Israele, Gerusalemme Arte Cristiana

Nel corso del IV secolo l'arte imperiale romana risulta impegnata in importanti programmi di costruzione di basiliche e di edifici di culto. Questa tradizione non era nuova nella cultura imperiale romana, ma conobbe una specie di rivitalizzazione sotto l'impero degli ultimi imperatori pagani, Aureliano e Diocleziano. Questi favorivano con importanti donazioni i luoghi del culto delle divinitá che verso cui si sentivano debitori o che avevano scelto come propri numi tutelari.
Nata in ambito pagano questa tendenza si trasferí immediatamente nel mondo Cristiano grazie alla figura di Costantino. Subito dopo la pace della Chiesa il suo intervento fu energico, in particolare in Terra Santa, per costruire importanti edifici di culto in corrispondenza dei luoghi santi.  

Tuttavia l'interevento dello Stato e del Governo contribuirono in modo significativo a conferire all'arte cristiana una sorta di carattere ufficiale, strettamente legato al potere. Tale carattere, testimoniato da una lettera di Costantino al vescovo Macario (vedi Gerusalemme, Golgota) fu immediatamente interessato a materiali lussuosi, belli e preziosi, sovente fatti venire da lontano. Secondo A.Grabar, cui questa scheda é largamente ispirata, in queste prime costruzioni cristiane si riflette l'arte del Palazzo, con il suo eclettismo estetico e la ricerca di un certo sfarzo. L'arte cristiana nasce, dunque, fortemente ispirata da un programma ufficiale e di governo e questo ne segnerá le prime esperienze e i modelli cui in seguito si ispirerá.

Il mecenatismo di Costantino e di sua madre Elena non si fermó con la loro morte. Negli anni successivi altri membri della famiglia imperiale parteciparono di questa tendenza che divenne fenomeno di corte. L'impero dunque si ricorprí in breve tempo di chiese cristiane spesso sontuose ispirate ai modelli costantiniani. Vi fu, in questa ondata di mecenatismo imperiale, una pausa alla metá del IV secolo, ma questo riprese con Teodosio I, suo nipote Teodosio II e quasi tutti gli imperatori del V e del VI secolo. Se é vero che Teodosio I dedicó la sua principale attenzione a Roma, é altresí vero che questo fenomeno coinvolse in pari modo Milano, Ravenna, Costantinopoli.

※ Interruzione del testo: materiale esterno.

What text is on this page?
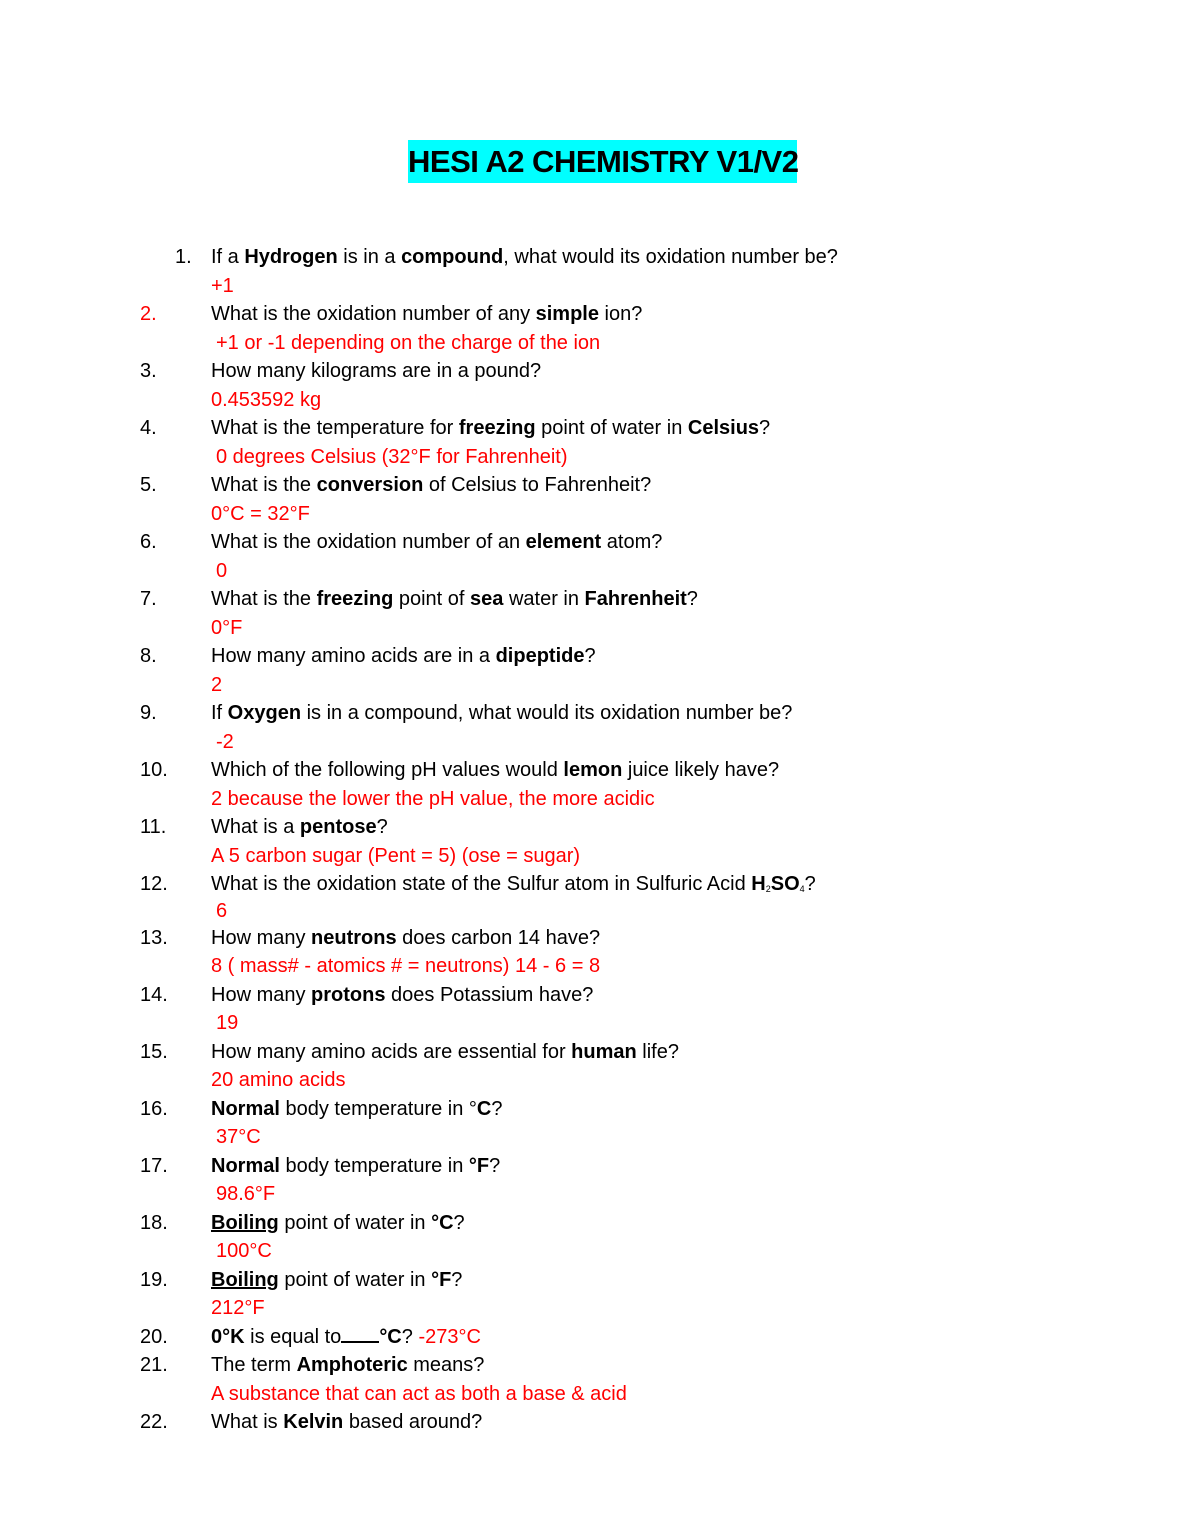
HESI A2 CHEMISTRY V1/V2
1. If a Hydrogen is in a compound, what would its oxidation number be?
+1
2.	What is the oxidation number of any simple ion?
+1 or -1 depending on the charge of the ion
3.	How many kilograms are in a pound?
0.453592 kg
4.	What is the temperature for freezing point of water in Celsius?
0 degrees Celsius (32°F for Fahrenheit)
5.	What is the conversion of Celsius to Fahrenheit?
0°C = 32°F
6.	What is the oxidation number of an element atom?
0
7.	What is the freezing point of sea water in Fahrenheit?
0°F
8.	How many amino acids are in a dipeptide?
2
9.	If Oxygen is in a compound, what would its oxidation number be?
-2
10.	Which of the following pH values would lemon juice likely have?
2 because the lower the pH value, the more acidic
11.	What is a pentose?
A 5 carbon sugar (Pent = 5) (ose = sugar)
12.	What is the oxidation state of the Sulfur atom in Sulfuric Acid $H_2SO_4$?
6
13.	How many neutrons does carbon 14 have?
8 ( mass# - atomics # = neutrons) 14 - 6 = 8
14.	How many protons does Potassium have?
19
15.	How many amino acids are essential for human life?
20 amino acids
16.	Normal body temperature in °C?
37°C
17.	Normal body temperature in °F?
98.6°F
18.	Boiling point of water in °C?
100°C
19.	Boiling point of water in °F?
212°F
20.	0°K is equal to °C? -273°C
21.	The term Amphoteric means?
A substance that can act as both a base & acid
22.	What is Kelvin based around?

Ma la cittá che ne ebbe il volto trasformato e rivoluzionato fu la cittá di Gerusalemme che Costantino voleva trasformare in metropoli cristiana e che nel volgere di pochi decenni divenne uno dei luoghi preferiti per il finanziamento e la costruzione di basiliche cristiane.
E' d'altra parte noto che nella fretta di individuare i luoghi della passione cristiana in questi stessi anni vennero compiute analisi molto rapide, talvolta superficiali. Sicché dopo questa epoca di grande fervore religioso e di grandi costruzioni imperiali riuscirá difficile - in molti casi impossibile - ridefinire una mappa dei luoghi santi non fantasiosa.
La Terra Santa di Costantino e di Elena diventerá una sorta di riferimento ideologico per le epoche successive e nessuno oserá piú contestare per diversi secoli collocazioni o identificazioni che - mosse dalla sola fede - furono sovente al limite del fantasioso.

Le implicazioni del mecenatismo imperiale legato alla figura di Costantino non si esaurirono comunque nel finanziamento degli edifici e nel carattere palaziale e lussuoso delle chiese. Gli stessi programmi iconografici cristiani, fino a quel momento timidi e senza un preciso progetto, subirono l'influenza di un'arte celebrativa dell'imperatore, propria del tempo. Sicché non solo l'architettura, ma anche l'arte figurativa cristiana risulterá profodamente influenzata non tanto dalla ingerenza imperiale, quanto soprattutto dall'arte di quegli anni "... in cui gli imperatori si erano appena convertiti e in cui l'arte che li celebrava aveva raggiunto il vertice." (A.Grabar)

La nascente iconografia cristiana trasporterá le formule dall'ampbito imperiale e quello ad uso del cristianesimo. Compariranno cosí temi essenziali come quello della Maestá. Mentre nella stessa organizzazione di parti degli edifici religiosi ci si ispirerá ai santuari o forse anche ai tribunali imperiali.